Tech debt can be called as elephant in the apartment which the dev team chooses to ignore, they do so at their own risk. Tech debt is basically responsible for a number of issues the team does in creating top quality software quickly, especially when the companies think of more agile approaches. Do you face problems launching quickly? Do you fail to complete testing in continuous two-week iteration? Do you find defects leaking in last product? Development takes a lot more time to complete than actually thought. This means that you have a high amount of tech debt.
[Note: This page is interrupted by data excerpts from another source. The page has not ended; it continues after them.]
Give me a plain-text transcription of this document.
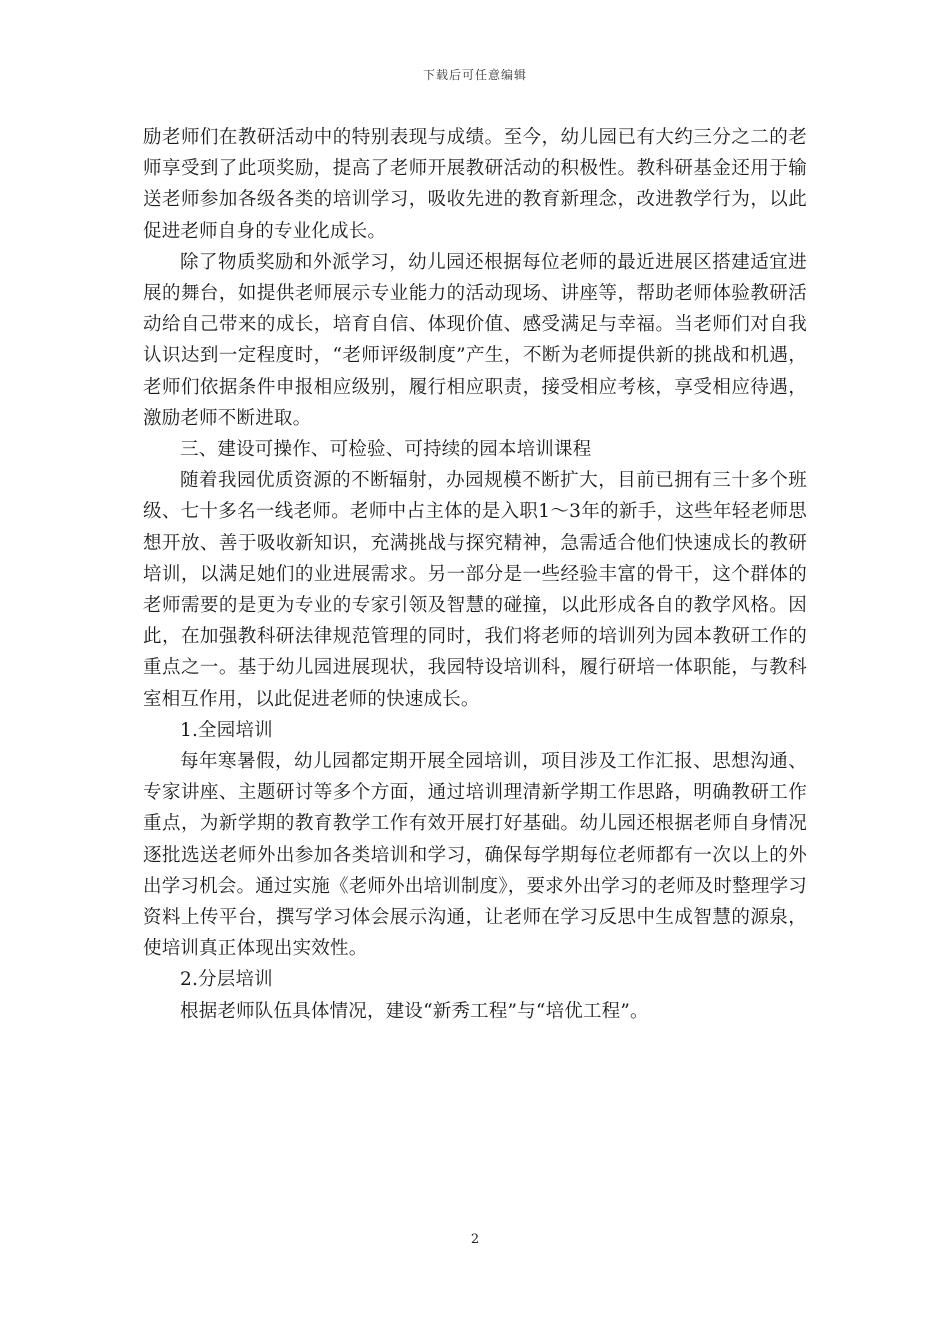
下载后可任意编辑

励老师们在教研活动中的特别表现与成绩。至今，幼儿园已有大约三分之二的老师享受到了此项奖励，提高了老师开展教研活动的积极性。教科研基金还用于输送老师参加各级各类的培训学习，吸收先进的教育新理念，改进教学行为，以此促进老师自身的专业化成长。

除了物质奖励和外派学习，幼儿园还根据每位老师的最近进展区搭建适宜进展的舞台，如提供老师展示专业能力的活动现场、讲座等，帮助老师体验教研活动给自己带来的成长，培育自信、体现价值、感受满足与幸福。当老师们对自我认识达到一定程度时，“老师评级制度”产生，不断为老师提供新的挑战和机遇，老师们依据条件申报相应级别，履行相应职责，接受相应考核，享受相应待遇，激励老师不断进取。

三、建设可操作、可检验、可持续的园本培训课程

随着我园优质资源的不断辐射，办园规模不断扩大，目前已拥有三十多个班级、七十多名一线老师。老师中占主体的是入职1～3年的新手，这些年轻老师思想开放、善于吸收新知识，充满挑战与探究精神，急需适合他们快速成长的教研培训，以满足她们的业进展需求。另一部分是一些经验丰富的骨干，这个群体的老师需要的是更为专业的专家引领及智慧的碰撞，以此形成各自的教学风格。因此，在加强教科研法律规范管理的同时，我们将老师的培训列为园本教研工作的重点之一。基于幼儿园进展现状，我园特设培训科，履行研培一体职能，与教科室相互作用，以此促进老师的快速成长。

1.全园培训

每年寒暑假，幼儿园都定期开展全园培训，项目涉及工作汇报、思想沟通、专家讲座、主题研讨等多个方面，通过培训理清新学期工作思路，明确教研工作重点，为新学期的教育教学工作有效开展打好基础。幼儿园还根据老师自身情况逐批选送老师外出参加各类培训和学习，确保每学期每位老师都有一次以上的外出学习机会。通过实施《老师外出培训制度》，要求外出学习的老师及时整理学习资料上传平台，撰写学习体会展示沟通，让老师在学习反思中生成智慧的源泉，使培训真正体现出实效性。

2.分层培训

根据老师队伍具体情况，建设“新秀工程”与“培优工程”。

2
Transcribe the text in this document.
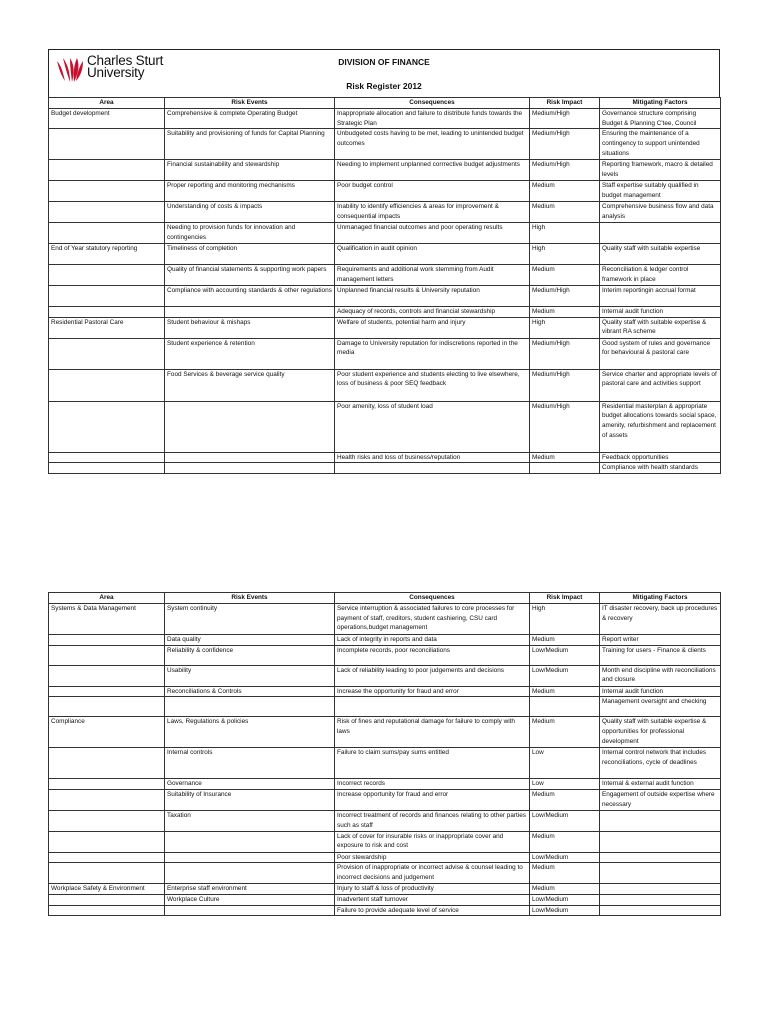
Charles Sturt
University
DIVISION OF FINANCE
Risk Register 2012
Area	Risk Events	Consequences	Risk Impact	Mitigating Factors
Budget development	Comprehensive & complete Operating Budget	Inappropriate allocation and failure to distribute funds towards the Strategic Plan	Medium/High	Governance structure comprising Budget & Planning C'tee, Council
	Suitability and provisioning of funds for Capital Planning	Unbudgeted costs having to be met, leading to unintended budget outcomes	Medium/High	Ensuring the maintenance of a contingency to support unintended situations
	Financial sustainability and stewardship	Needing to implement unplanned corrrective budget adjustments	Medium/High	Reporting framework, macro & detailed levels
	Proper reporting and monitoring mechanisms	Poor budget control	Medium	Staff expertise suitably qualified in budget management
	Understanding of costs & impacts	Inability to identify efficiencies & areas for improvement & consequential impacts	Medium	Comprehensive business flow and data analysis
	Needing to provision funds for innovation and contingencies	Unmanaged financial outcomes and poor operating results	High	
End of Year statutory reporting	Timeliness of completion	Qualification in audit opinion	High	Quality staff with suitable expertise
	Quality of financial statements & supporting work papers	Requirements and additional work stemming from Audit management letters	Medium	Reconciliation & ledger control framework in place
	Compliance with accounting standards & other regulations	Unplanned financial results & University reputation	Medium/High	Interim reportingin accrual format
		Adequacy of records, controls and financial stewardship	Medium	Internal audit function
Residential Pastoral Care	Student behaviour & mishaps	Welfare of students, potential harm and injury	High	Quality staff with suitable expertise & vibrant RA scheme
	Student experience & retention	Damage to University reputation for indiscretions reported in the media	Medium/High	Good system of rules and governance for behavioural & pastoral care
	Food Services & beverage service quality	Poor student experience and students electing to live elsewhere, loss of business & poor SEQ feedback	Medium/High	Service charter and appropriate levels of pastoral care and activities support
		Poor amenity, loss of student load	Medium/High	Residential masterplan & appropriate budget allocations towards social space, amenity, refurbishment and replacement of assets
		Health risks and loss of business/reputation	Medium	Feedback opportunities
				Compliance with health standards
Area	Risk Events	Consequences	Risk Impact	Mitigating Factors
Systems & Data Management	System continuity	Service interruption & associated failures to core processes for payment of staff, creditors, student cashiering, CSU card operations,budget management	High	IT disaster recovery, back up procedures & recovery
	Data quality	Lack of integrity in reports and data	Medium	Report writer
	Reliability & confidence	Incomplete records, poor reconciliations	Low/Medium	Training for users - Finance & clients
	Usability	Lack of reliability leading to poor judgements and decisions	Low/Medium	Month end discipline with reconciliations and closure
	Reconciliations & Controls	Increase the opportunity for fraud and error	Medium	Internal audit function
				Management oversight and checking
Compliance	Laws, Regulations & policies	Risk of fines and reputational damage for failure to comply with laws	Medium	Quality staff with suitable expertise & opportunities for professional development
	Internal controls	Failure to claim sums/pay sums entitled	Low	Internal control network that includes reconciliations, cycle of deadlines
	Governance	Incorrect records	Low	Internal & external audit function
	Suitability of Insurance	Increase opportunity for fraud and error	Medium	Engagement of outside expertise where necessary
	Taxation	Incorrect treatment of records and finances relating to other parties such as staff	Low/Medium	
		Lack of cover for insurable risks or inappropriate cover and exposure to risk and cost	Medium	
		Poor stewardship	Low/Medium	
		Provision of inappropriate or incorrect advise & counsel leading to incorrect decisions and judgement	Medium	
Workplace Safety & Environment	Enterprise staff environment	Injury to staff & loss of productivity	Medium	
	Workplace Culture	Inadvertent staff turnover	Low/Medium	
		Failure to provide adequate level of service	Low/Medium	
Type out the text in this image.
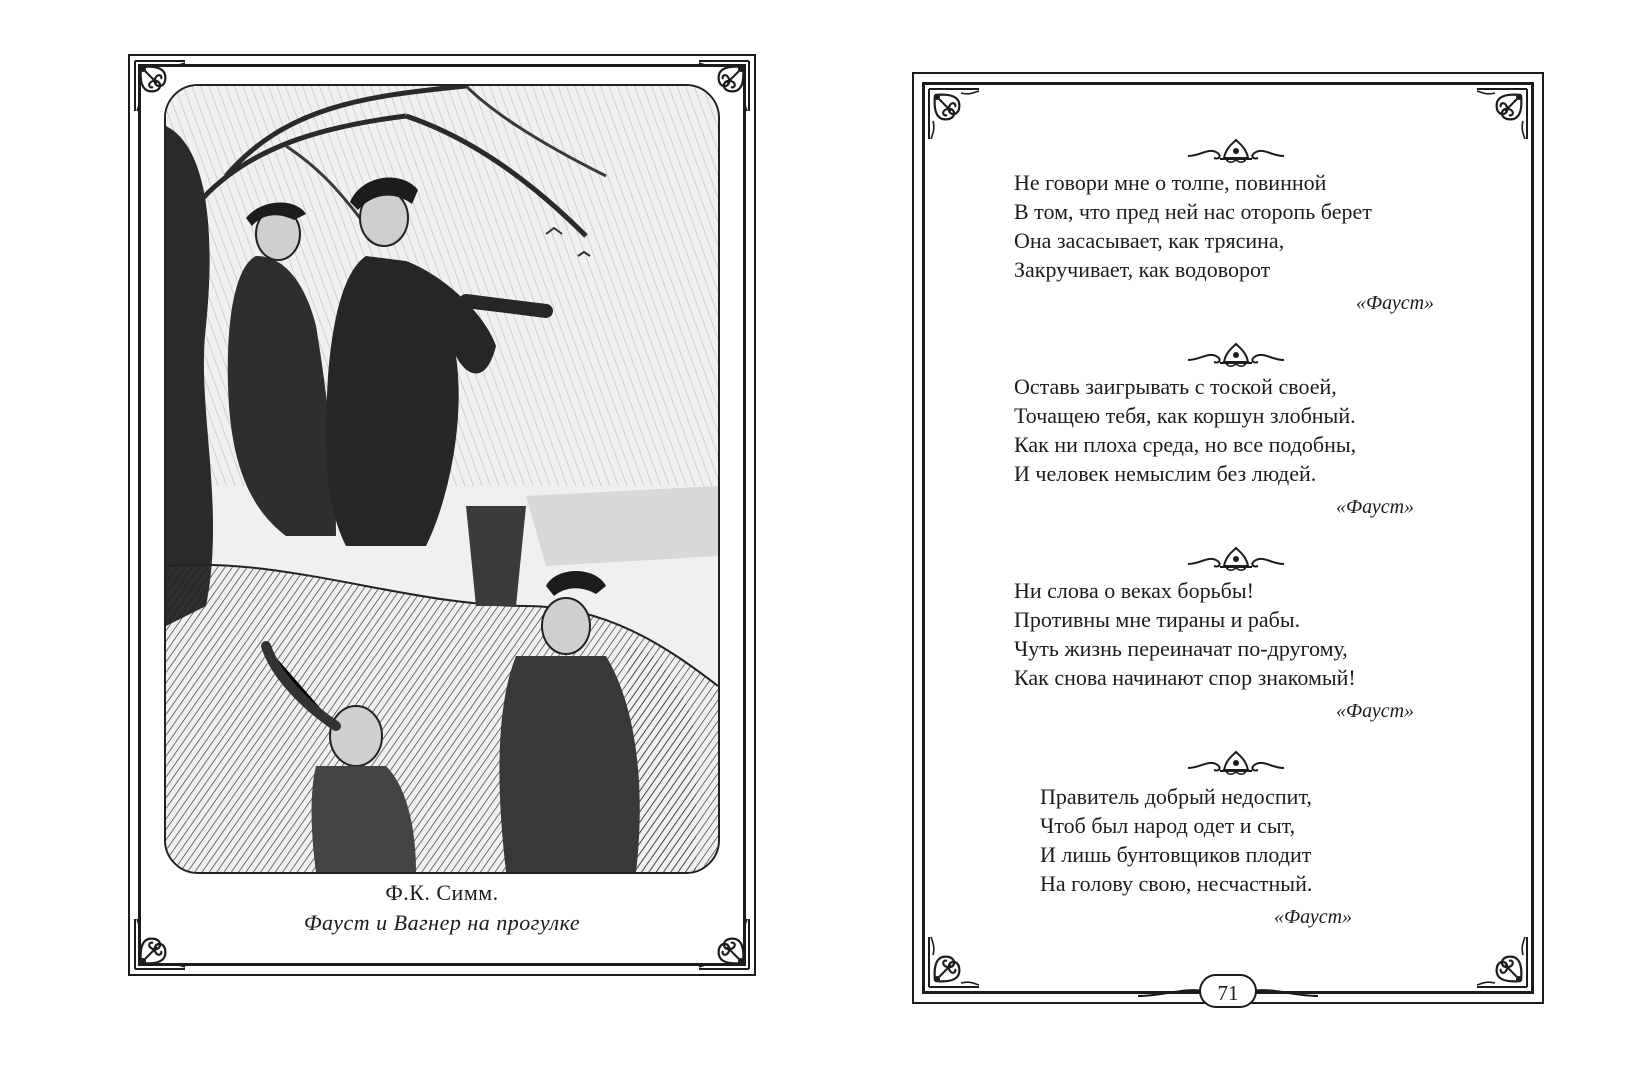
Ф.К. Симм.
Фауст и Вагнер на прогулке
Не говори мне о толпе, повинной
В том, что пред ней нас оторопь берет
Она засасывает, как трясина,
Закручивает, как водоворот
«Фауст»
Оставь заигрывать с тоской своей,
Точащею тебя, как коршун злобный.
Как ни плоха среда, но все подобны,
И человек немыслим без людей.
«Фауст»
Ни слова о веках борьбы!
Противны мне тираны и рабы.
Чуть жизнь переиначат по-другому,
Как снова начинают спор знакомый!
«Фауст»
Правитель добрый недоспит,
Чтоб был народ одет и сыт,
И лишь бунтовщиков плодит
На голову свою, несчастный.
«Фауст»
71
Technical debt was phrased by Ward Cunningham to help the non-technological people acknowledge issues related to software development. It is often called code debt or design debt. For instance, you have some functionality that you need to deliver fast. You need to choose to develop the program with the best software development means or you can cut down work to deliver faster. When you cut corners, you have actually incurred tech debt. Thus, technical debt is giving up quality for speed.
In the above instance, debt is strategic and it was a thought out procedure to create debt. For example, if you talk about credit card, when you buy something at the expense of paying in the future, you will be charged an interest on that and it is very important for you to pay out the debt as soon as possible.
Tech debt has its own types of interest. The tech debt codes are tough to sort. Such code is difficult to decipher and understand, thus it takes longer to develop the code than it should.
If you think what that one step fix takes so much time than it really should , then possibly, you are paying a big amount of interest on the debt. Suboptimal code causes more defects and larger cycle periods, lower confidence in the software and larger testing cycles thereby leading to dissatisfaction in customers and clients.
Tech debt can eat time, money, effort, repute of the developer and usability. It happens when tradeoff is done in the development procedure. For instance, if a developer is running against a short deadline, he may get ready to compromise on some feature of the software to finish it on time. The thought of “I’ll do it later” is quite appealing.
And, for the time being, that missing spec becomes debt that requires a payout later. And, before you could actually discover, corner cutting actually takes a commonplace and debt continues to grow. Cutback on the important specs could lead to downtime and poor productivity. In a way, the debt is being transferred from the developer to the end user. If it occurs, organizations may question your integrity and reliability and refuse to purchase the future releases of the product. If it happens too many times, you’ll be loaded with debt and only half-ready solutions, leading to your decline in the market.